Объектом исследования является химический конъюгат, состоящий из модуля доставки - пептоидого аналога аутоантигена MOG35-55, химически конъюгированного с цитотоксическим модулем - константным доменом тяжелой цепи иммуноглобулина человека. Аутоантиген - пептид MOG35-55 является одним из основных биомаркеров патологических лимфоцитов, ассоциированных с PC [Reindl М., N Engl J Med, 2003; Reindl M., Nat. Rev. Neurol. 2013; Zocher et al. Int Immunol. 2003]. Пептоидный аналог MOG35-55 обладает сходными с пептидом MOG35-55 характеристиками специфичности и эффективности связывания с патологическими лимфоцитами при PC, при этом имеет значительно более высокую стабильность к протеолитической деградации [Reddy М., Cell, 2011]. Константный домен тяжелой цепи иммуноглобулина человека является естественным сигналом иммунной системы для деградации клетки-мишени по механизму комплимент-зависимой цитотоксичности. Объединение перечисленных модулей в единую молекулу позволяет получать бифункциональный цитотоксический агент, направленно элиминирующий специфические патологические лимфоциты при PC.

Известен способ получения бифункционального агента для терапии рака молочной железы, где к фрагменту антитела, связывающегося со специфическим рецептором (HER2/neu) на поверхности раковых клеток, присоединен токсин [Deyev SM et al. Design of multivalent complexes using the barnase-barstar module. Nat Biotechnol. 2003 Dec; 21(12):1486-92.]. Показано что такие молекулы связываются с раковыми, но не с обычными клетками (KD не менее 10-7 М), и убивают их с помощью токсина.

УРОВЕНЬ ТЕХНИКИ

Объектом изобретения является способ химической конъюгации модуля доставки - пептоидого аналога аутоантигена MOG35-55, с цитотоксическим модулем - константным доменом тяжелой цепи иммуноглобулина человека. Аутоантиген - пептид MOG35-55 является одним из основных биомаркеров патологических лимфоцитов, ассоциированных с PC [Reindl M, N Engl J Med, 2003; Reindl M., Nat. Rev. Neurol. 2013; Zocher et al. Int Immunol. 2003]. Пептоидный аналог MOG35-55 обладает сходными с пептидом MOG35-55 характеристиками специфичности и эффективности связывания с патологическими лимфоцитами при PC, при этом имеет значительно более высокую стабильность к протеолитической деградации [Reddy М., Cell, 2011]. Константный домен тяжелой цепи иммуноглобулина человека является естественным сигналом иммунной системы для деградации клетки-мишени по механизму комплимент-зависимой цитотоксичности. Объединение перечисленных модулей в единую молекулу позволяет получать бифункциональный цитотоксический агент, направленно элиминирующий специфические патологические лимфоциты при PC.

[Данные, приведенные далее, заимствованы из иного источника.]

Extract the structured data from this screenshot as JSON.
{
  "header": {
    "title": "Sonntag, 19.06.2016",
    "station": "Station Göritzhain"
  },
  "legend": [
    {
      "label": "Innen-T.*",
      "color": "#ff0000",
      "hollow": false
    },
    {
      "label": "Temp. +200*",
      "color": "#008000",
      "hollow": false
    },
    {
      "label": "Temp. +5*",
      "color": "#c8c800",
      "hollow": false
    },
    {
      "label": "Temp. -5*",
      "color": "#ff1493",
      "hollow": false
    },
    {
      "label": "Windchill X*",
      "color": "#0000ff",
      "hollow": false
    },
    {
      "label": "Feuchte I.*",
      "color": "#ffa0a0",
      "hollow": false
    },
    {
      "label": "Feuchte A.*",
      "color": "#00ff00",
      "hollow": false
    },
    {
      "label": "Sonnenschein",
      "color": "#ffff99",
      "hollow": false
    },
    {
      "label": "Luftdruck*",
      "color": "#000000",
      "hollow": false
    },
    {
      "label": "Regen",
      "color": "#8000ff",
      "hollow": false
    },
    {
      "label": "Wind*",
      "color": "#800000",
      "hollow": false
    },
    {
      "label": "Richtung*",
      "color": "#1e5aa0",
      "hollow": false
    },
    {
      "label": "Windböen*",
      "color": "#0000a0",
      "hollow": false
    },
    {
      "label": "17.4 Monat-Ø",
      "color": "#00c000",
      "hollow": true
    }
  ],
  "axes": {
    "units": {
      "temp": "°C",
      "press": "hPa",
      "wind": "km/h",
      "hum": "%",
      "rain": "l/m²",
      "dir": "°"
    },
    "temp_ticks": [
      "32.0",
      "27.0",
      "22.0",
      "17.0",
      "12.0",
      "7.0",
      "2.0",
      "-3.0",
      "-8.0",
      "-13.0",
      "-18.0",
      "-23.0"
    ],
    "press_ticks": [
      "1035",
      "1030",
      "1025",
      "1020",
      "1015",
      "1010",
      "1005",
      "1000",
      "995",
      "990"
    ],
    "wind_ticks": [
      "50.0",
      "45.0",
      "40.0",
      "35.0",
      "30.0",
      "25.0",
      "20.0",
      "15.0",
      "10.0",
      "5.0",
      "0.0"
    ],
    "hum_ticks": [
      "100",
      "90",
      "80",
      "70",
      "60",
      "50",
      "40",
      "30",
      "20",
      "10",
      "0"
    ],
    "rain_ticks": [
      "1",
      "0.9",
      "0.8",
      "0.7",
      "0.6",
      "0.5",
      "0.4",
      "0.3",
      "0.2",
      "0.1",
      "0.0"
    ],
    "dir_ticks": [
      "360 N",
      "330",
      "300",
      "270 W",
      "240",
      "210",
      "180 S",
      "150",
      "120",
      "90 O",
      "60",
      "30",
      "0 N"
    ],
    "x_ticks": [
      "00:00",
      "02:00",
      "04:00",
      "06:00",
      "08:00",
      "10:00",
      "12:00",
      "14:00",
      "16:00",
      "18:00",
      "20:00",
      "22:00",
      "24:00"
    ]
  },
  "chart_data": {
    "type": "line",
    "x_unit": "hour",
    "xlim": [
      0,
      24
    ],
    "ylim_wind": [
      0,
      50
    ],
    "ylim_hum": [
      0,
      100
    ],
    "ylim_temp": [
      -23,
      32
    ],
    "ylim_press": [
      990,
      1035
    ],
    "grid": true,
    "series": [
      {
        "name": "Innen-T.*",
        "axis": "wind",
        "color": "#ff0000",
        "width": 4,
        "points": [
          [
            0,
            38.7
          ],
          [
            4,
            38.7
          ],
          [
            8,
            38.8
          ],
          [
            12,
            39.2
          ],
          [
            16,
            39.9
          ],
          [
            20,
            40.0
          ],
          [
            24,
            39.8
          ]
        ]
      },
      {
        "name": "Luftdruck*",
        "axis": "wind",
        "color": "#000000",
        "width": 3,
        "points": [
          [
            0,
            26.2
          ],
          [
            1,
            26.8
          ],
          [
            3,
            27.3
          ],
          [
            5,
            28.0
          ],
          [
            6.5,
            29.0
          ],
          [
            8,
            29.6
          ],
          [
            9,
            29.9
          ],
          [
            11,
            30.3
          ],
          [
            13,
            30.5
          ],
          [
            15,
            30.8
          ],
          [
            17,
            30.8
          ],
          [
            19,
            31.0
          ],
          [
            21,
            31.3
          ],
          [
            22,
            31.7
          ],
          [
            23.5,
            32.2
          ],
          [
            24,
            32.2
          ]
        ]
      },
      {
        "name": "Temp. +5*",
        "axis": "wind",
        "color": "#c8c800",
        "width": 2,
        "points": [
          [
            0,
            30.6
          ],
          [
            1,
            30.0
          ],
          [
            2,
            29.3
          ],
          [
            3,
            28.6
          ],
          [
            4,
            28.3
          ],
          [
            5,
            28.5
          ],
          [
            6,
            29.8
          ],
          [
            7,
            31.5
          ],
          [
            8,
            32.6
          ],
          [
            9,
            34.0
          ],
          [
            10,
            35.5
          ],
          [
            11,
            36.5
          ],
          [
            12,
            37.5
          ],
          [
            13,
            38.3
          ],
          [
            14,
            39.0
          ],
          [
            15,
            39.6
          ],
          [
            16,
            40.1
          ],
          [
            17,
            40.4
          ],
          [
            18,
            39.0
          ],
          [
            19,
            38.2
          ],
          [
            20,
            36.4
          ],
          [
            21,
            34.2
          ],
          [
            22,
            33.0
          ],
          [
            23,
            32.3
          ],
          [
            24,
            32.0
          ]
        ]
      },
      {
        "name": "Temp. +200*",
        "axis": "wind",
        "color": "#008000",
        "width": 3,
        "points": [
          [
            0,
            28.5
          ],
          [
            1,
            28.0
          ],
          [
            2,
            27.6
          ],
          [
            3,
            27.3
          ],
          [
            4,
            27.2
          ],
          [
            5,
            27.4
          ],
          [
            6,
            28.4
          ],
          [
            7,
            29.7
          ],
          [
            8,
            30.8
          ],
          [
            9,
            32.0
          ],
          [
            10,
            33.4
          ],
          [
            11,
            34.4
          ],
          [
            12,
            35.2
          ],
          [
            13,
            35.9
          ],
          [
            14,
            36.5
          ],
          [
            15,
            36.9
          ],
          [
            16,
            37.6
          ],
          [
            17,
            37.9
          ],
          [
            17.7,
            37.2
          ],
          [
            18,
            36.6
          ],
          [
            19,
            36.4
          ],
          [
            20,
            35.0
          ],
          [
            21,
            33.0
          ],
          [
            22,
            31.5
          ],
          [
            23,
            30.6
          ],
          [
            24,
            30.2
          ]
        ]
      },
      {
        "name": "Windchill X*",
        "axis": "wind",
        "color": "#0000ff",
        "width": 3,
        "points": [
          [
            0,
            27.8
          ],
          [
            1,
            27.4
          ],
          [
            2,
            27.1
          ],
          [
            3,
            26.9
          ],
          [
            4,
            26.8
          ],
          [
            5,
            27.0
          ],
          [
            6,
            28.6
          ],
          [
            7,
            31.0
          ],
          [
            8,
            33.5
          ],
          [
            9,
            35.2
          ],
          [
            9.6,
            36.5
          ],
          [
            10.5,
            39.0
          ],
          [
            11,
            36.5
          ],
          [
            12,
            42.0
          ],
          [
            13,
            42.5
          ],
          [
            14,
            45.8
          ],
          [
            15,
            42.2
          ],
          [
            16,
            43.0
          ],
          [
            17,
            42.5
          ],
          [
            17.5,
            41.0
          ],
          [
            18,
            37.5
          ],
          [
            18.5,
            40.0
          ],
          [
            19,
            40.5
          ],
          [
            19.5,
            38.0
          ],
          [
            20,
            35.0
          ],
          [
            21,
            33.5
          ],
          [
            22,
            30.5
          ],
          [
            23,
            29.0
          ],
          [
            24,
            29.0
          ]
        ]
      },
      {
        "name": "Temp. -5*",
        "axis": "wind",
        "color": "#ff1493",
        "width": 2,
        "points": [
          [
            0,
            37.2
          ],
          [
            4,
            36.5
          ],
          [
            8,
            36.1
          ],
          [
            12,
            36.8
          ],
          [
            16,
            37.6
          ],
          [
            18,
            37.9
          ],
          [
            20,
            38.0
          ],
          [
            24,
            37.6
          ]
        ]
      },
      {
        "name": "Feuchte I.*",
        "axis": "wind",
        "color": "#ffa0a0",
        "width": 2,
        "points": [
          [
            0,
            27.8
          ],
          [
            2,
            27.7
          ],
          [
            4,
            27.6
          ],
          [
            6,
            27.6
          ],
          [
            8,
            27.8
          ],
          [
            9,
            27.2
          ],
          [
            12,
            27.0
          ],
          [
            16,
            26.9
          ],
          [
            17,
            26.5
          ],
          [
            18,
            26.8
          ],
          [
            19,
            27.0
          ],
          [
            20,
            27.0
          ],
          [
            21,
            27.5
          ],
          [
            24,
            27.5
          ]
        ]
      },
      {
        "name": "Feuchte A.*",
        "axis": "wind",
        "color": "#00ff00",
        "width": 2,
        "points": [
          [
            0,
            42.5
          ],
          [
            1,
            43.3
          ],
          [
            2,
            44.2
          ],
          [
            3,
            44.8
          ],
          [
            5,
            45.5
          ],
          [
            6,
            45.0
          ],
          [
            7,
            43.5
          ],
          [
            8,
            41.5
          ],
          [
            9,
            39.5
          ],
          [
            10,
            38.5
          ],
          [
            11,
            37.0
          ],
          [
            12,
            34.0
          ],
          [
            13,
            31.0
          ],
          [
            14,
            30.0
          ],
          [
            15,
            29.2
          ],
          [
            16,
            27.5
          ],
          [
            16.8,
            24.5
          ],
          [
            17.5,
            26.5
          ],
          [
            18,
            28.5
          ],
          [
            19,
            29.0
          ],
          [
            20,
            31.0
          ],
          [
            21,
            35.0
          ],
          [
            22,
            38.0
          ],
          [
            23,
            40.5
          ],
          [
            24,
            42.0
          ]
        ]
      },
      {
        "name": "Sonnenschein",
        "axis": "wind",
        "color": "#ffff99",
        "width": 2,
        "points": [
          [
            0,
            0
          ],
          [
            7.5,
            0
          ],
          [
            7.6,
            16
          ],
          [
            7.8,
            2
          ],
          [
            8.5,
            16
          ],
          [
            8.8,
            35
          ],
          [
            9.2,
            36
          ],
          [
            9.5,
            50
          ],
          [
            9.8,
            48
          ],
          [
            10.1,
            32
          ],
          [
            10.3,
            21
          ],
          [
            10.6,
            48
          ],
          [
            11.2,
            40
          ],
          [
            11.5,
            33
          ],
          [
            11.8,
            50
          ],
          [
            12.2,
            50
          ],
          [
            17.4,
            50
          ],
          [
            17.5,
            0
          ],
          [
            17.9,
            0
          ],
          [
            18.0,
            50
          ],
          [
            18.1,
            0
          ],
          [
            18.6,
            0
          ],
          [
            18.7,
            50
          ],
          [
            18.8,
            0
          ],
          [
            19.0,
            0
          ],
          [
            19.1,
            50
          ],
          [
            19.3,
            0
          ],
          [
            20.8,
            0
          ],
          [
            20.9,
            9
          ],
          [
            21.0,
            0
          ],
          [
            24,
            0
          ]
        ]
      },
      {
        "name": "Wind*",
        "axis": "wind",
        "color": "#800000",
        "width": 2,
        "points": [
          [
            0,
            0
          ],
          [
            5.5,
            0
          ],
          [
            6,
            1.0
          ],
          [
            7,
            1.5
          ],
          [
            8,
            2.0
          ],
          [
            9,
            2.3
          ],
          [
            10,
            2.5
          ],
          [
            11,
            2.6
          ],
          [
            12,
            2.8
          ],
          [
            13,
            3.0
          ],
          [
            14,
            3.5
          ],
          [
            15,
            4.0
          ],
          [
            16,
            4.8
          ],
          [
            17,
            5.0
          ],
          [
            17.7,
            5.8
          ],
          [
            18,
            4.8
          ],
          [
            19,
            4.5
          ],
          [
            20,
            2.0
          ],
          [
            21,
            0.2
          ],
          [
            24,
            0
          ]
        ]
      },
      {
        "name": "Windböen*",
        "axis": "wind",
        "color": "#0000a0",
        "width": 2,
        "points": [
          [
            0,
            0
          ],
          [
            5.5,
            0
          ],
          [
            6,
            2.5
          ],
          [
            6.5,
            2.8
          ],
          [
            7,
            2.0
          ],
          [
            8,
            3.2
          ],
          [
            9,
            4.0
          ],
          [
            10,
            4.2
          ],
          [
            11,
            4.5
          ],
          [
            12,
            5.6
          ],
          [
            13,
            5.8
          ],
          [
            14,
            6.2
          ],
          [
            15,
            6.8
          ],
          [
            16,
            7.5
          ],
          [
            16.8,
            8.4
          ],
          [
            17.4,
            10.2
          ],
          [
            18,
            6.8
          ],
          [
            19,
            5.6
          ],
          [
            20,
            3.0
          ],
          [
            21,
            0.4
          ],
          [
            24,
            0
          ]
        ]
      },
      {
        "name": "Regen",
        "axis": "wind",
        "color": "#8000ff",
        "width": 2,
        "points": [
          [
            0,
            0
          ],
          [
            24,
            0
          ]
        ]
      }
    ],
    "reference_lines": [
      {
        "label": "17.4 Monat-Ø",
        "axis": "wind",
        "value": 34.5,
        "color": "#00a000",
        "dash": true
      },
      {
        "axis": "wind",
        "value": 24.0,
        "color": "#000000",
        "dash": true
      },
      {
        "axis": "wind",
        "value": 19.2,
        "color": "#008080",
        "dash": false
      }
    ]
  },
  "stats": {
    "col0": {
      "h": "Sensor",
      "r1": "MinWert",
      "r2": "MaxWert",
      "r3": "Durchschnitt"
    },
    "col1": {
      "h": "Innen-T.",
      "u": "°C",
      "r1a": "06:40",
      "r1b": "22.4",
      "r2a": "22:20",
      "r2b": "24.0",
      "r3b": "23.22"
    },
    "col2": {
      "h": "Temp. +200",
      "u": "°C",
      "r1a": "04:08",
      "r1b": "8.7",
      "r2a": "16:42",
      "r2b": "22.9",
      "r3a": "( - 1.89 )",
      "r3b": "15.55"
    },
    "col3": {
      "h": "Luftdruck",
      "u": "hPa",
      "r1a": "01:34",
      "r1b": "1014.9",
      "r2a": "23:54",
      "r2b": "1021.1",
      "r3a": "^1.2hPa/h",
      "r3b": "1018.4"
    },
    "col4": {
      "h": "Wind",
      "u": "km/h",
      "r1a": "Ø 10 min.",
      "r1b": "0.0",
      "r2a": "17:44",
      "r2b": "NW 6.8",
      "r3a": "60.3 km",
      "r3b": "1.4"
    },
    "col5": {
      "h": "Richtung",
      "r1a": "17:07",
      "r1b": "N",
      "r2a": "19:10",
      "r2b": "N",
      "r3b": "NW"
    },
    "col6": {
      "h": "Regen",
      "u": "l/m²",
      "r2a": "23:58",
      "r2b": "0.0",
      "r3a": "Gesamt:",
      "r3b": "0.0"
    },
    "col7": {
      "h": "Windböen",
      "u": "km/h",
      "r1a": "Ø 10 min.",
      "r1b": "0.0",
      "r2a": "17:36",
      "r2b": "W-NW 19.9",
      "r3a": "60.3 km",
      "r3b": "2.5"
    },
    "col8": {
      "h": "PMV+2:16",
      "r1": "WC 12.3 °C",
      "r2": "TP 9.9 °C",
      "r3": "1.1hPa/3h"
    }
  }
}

Известен бифункциональный агент для терапии рака молочной железы, который представляет собой фрагмент антитела, связывающегося со специфическим рецептором (HER2/neu) на поверхности раковых клеток, к которому присоединен токсин [Deyev SM et al. Design of multivalent complexes using the barnase*barstar module. Nat Biotechnol. 2003 Dec; 21(12):1486-92.]. Показано что такие молекулы связываются с раковыми, но не с обычными клетками (KD не менее 10-7 М), и убивают их с помощью токсина. Аналогом описываемого противоракового соединения является зарубежный противораковый препарат Herceptin®, который представляет собой полноразмерное анти-HER-2/neu-антитело.

Известны способы получения аналогов бифункциональных цитотоксических агентов для элиминации патологических В-клеток, состоящие из специфического таргетирующего пептида и токсических агентов на основе барназы, псевдомонадного токсина и константного Fc-домена антитела человека [Stepanov AV et al. Design of targeted В cell killing agents. Plos One. 2011 Jun; 6]. Аналоги препаратов таргетированных иммунотоксинов высокоспецифично (с избирательностью до 5000 раз более высокой по сравнении с иммунотоксином, не содержащим таргетный агент) взаимодействовали с клетками мишенями и вызывали значительный цитотоксический эффект.

Представленные выше технологии являются генно-инженерными способами получения бифункциональных агентов, в которых оба модуля являются белковыми молекулами с относительно высоким уровнем протеолитической деградации целевых молекул. Показано, что предлагаемые цитотоксические модули являются белками с высокой устойчивостью к биодеградации, в то время как пептидные модули доставки склонны к относительно быстрому разрушению в организме.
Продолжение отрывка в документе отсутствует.